People were happily singing and clapping around me, but I could hardly keep
from crying out. I rushed to a phone and called home. All I could hear on
the other end was 'Nettie is dead. Nettie is dead.' When I got back, I
learned that Nettie had given birth to a boy. I swung between grief and
joy. Yet that same night, the baby died. I buried Nettie and our little
boy together, in the same casket. Then I fell apart.
For days I closeted myself. I felt that God had done me an injustice. I
didn't want to serve Him anymore or write gospel songs. I just wanted to go
back to that jazz world I once knew so well. But then, as I hunched alone in
that dark apartment those first sad days, I thought back to the afternoon I
went to St. Louis. Something kept telling me to stay with Nettie. Was that
something God? Oh, if I had paid more attention to Him that day, I would
have stayed and been with Nettie when she died.
From that moment on I vowed to listen more closely to Him. But still I was
lost in grief. Everyone was kind to me, especially one friend. The
following Saturday evening he took me up to Malone's Poro College, a
neighborhood music school. It was quiet; the late evening sun crept through
the curtained windows. I sat down at the piano, and my hands began to
browse over the keys.
Something happened to me then. I felt at peace. I felt as though I could
reach out and touch God. I found myself playing a melody, once into my
head that just seemed to fall into place:

'Precious Lord, take my hand,
lead me on let me stand,
I am tired, I am weak, I am worn,
through the storm, through the night lead me on to the light,
take my hand, precious Lord, lead me home.'
The Lord gave me these words and melody, He also healed my spirit. I learned
that when we are in our deepest grief, when we feel farthest from God, this
is when He is closest, and when we are most open to His restoring power.

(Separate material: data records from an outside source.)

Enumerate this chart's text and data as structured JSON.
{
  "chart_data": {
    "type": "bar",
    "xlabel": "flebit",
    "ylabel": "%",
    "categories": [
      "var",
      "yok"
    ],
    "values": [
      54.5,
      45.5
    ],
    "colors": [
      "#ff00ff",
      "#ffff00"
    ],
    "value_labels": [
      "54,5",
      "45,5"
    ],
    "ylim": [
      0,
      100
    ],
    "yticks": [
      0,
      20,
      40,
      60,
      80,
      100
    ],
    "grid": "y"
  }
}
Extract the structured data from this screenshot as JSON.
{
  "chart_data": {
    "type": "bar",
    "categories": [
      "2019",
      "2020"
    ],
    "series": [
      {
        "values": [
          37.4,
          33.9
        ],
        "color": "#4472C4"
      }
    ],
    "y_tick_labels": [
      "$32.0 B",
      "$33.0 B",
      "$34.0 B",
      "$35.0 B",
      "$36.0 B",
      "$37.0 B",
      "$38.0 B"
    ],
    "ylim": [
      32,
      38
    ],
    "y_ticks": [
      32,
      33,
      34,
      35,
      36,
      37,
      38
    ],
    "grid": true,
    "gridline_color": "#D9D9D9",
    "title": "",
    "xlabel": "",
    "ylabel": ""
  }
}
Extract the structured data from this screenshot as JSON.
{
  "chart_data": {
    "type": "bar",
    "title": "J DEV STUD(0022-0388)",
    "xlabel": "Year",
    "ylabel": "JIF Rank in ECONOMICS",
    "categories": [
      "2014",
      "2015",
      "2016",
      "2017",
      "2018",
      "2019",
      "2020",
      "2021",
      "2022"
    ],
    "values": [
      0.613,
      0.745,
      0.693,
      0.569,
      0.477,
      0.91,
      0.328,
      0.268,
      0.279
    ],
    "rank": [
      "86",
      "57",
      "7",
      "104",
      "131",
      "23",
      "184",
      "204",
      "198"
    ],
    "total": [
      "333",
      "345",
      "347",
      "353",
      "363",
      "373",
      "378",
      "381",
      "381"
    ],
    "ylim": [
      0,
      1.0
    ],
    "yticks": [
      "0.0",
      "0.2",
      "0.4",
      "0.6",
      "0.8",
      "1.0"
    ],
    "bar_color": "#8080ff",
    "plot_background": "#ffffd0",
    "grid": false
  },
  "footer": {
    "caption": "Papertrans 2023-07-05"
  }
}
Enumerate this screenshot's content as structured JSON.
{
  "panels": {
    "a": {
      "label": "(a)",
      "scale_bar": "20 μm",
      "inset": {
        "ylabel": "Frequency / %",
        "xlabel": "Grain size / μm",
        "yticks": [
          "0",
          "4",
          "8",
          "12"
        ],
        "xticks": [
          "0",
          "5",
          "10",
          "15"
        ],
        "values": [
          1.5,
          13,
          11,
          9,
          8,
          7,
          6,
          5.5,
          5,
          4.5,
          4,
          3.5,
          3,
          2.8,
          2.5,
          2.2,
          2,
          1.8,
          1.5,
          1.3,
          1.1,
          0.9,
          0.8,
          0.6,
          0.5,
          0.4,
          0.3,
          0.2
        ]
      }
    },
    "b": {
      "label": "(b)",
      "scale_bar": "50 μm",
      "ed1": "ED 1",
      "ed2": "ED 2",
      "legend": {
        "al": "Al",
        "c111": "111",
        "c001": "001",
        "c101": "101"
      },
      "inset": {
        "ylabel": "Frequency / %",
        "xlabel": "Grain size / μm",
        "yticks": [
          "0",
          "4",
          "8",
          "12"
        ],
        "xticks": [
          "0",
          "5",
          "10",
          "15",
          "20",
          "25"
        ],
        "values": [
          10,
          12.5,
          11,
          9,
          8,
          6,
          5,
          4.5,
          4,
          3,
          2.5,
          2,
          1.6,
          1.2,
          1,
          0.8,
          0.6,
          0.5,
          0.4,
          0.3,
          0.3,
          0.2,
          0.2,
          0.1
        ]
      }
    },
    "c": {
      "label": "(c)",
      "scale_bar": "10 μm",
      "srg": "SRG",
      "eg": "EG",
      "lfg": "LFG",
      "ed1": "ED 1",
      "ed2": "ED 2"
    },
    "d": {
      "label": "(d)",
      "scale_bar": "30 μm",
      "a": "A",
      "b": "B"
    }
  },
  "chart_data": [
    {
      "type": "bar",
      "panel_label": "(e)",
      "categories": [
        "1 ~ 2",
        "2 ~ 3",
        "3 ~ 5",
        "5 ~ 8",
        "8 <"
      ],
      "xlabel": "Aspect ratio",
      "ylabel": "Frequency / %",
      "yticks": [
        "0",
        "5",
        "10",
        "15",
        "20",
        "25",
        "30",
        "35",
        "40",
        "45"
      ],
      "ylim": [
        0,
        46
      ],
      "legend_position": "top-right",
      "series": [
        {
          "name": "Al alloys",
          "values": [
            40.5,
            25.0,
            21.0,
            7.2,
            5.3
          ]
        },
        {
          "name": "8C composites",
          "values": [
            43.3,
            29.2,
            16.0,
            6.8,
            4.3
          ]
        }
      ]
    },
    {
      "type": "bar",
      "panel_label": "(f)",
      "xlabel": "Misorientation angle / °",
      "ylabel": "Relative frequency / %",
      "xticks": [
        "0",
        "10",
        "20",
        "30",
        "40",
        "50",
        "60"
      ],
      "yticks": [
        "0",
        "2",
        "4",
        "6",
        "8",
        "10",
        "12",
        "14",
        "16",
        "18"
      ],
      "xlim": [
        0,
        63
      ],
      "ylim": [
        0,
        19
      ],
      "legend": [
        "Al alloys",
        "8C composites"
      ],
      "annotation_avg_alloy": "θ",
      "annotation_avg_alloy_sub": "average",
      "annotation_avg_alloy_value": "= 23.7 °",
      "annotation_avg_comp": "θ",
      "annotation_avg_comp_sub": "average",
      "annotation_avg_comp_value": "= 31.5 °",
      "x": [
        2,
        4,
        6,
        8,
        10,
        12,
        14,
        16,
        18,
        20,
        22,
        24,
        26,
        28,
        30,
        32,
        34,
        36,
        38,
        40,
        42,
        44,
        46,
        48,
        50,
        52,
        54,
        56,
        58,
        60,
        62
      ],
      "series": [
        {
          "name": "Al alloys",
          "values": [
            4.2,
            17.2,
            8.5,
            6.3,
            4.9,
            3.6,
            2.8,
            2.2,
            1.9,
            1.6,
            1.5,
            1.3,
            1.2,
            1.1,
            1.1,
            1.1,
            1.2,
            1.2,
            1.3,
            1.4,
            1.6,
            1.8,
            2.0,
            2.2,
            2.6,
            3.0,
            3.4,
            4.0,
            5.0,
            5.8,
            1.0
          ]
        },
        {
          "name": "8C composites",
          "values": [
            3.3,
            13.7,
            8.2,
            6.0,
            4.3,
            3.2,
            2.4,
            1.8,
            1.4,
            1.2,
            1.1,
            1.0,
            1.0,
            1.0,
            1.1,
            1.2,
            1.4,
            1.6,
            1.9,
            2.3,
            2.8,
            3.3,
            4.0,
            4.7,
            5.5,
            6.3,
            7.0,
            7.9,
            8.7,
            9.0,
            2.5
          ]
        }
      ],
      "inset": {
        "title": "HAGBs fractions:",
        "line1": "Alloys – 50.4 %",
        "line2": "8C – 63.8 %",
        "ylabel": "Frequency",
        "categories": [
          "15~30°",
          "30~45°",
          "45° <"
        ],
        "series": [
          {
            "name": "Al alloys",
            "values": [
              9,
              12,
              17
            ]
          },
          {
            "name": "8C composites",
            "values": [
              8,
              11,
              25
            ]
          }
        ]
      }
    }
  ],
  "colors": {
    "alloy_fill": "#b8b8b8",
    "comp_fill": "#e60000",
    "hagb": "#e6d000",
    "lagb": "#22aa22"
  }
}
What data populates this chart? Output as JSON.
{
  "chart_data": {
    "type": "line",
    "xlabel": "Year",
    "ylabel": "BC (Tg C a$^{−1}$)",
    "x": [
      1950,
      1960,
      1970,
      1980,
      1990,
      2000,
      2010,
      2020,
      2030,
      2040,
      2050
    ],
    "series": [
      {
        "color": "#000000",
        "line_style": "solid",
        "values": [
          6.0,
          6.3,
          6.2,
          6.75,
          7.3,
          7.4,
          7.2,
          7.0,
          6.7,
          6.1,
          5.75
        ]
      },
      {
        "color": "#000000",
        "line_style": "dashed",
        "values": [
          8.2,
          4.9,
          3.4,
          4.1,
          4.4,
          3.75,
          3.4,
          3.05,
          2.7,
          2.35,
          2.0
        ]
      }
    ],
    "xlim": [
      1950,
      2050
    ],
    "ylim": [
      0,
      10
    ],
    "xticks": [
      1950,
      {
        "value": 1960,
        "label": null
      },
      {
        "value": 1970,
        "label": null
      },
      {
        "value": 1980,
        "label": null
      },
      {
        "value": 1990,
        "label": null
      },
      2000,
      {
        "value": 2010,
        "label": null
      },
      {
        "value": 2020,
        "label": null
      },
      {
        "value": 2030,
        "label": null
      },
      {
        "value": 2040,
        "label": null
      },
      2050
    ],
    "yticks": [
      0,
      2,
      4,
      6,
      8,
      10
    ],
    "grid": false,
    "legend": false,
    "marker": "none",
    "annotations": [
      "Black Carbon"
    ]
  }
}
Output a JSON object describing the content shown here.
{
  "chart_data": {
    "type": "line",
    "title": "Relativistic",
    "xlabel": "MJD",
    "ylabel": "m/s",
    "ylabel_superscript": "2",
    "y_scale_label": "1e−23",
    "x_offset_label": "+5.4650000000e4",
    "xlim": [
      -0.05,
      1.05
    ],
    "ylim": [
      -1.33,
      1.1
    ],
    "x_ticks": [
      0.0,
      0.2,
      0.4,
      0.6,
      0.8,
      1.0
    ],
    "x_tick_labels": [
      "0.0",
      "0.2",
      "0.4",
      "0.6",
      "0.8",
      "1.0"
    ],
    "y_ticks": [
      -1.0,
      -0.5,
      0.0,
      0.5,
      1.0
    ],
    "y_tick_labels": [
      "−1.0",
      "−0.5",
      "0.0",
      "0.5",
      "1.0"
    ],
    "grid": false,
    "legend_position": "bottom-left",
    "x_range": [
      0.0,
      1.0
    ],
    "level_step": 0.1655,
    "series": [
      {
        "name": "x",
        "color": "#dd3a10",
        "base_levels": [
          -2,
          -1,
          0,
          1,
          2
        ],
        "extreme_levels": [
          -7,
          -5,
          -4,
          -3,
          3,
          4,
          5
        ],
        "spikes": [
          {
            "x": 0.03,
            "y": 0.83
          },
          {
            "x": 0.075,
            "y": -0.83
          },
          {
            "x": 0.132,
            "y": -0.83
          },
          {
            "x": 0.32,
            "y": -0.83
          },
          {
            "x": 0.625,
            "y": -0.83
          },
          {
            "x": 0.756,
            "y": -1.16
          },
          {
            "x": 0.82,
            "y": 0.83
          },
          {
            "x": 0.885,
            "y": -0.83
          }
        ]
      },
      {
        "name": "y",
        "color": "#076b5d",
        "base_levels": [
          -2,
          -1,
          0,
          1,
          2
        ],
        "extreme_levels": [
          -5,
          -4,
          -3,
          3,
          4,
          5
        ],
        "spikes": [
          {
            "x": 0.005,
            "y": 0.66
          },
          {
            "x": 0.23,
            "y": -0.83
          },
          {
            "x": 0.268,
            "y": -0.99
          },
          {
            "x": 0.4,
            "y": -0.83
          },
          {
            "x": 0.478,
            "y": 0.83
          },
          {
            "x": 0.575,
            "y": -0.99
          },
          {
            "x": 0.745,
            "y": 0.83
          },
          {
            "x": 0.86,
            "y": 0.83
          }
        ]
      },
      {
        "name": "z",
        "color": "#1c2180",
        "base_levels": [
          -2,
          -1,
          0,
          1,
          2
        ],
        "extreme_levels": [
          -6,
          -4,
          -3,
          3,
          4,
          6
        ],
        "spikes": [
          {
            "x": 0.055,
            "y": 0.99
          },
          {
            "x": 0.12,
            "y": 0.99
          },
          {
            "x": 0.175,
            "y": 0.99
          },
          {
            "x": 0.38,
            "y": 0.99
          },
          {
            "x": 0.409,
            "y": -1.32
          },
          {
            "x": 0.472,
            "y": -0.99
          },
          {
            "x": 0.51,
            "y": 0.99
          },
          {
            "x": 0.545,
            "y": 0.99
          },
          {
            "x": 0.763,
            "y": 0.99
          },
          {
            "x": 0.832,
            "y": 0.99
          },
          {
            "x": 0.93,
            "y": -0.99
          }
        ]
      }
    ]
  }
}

And so I go on living for God willingly and joyfully,
until that day comes when He will take me and gently lead me home.
-Tommy Dorsey-
For those too young to know who he is , Tommy Dorsey was a band leader in
the Thirties and Forties. Did you know that Tommy Dorsey wrote this song? I
surely didn't. What a wonderful story of how God CAN heal the brokenhearted!
Beautiful, isn't it?
Worth the reading wasn't it? Think on the message for a while.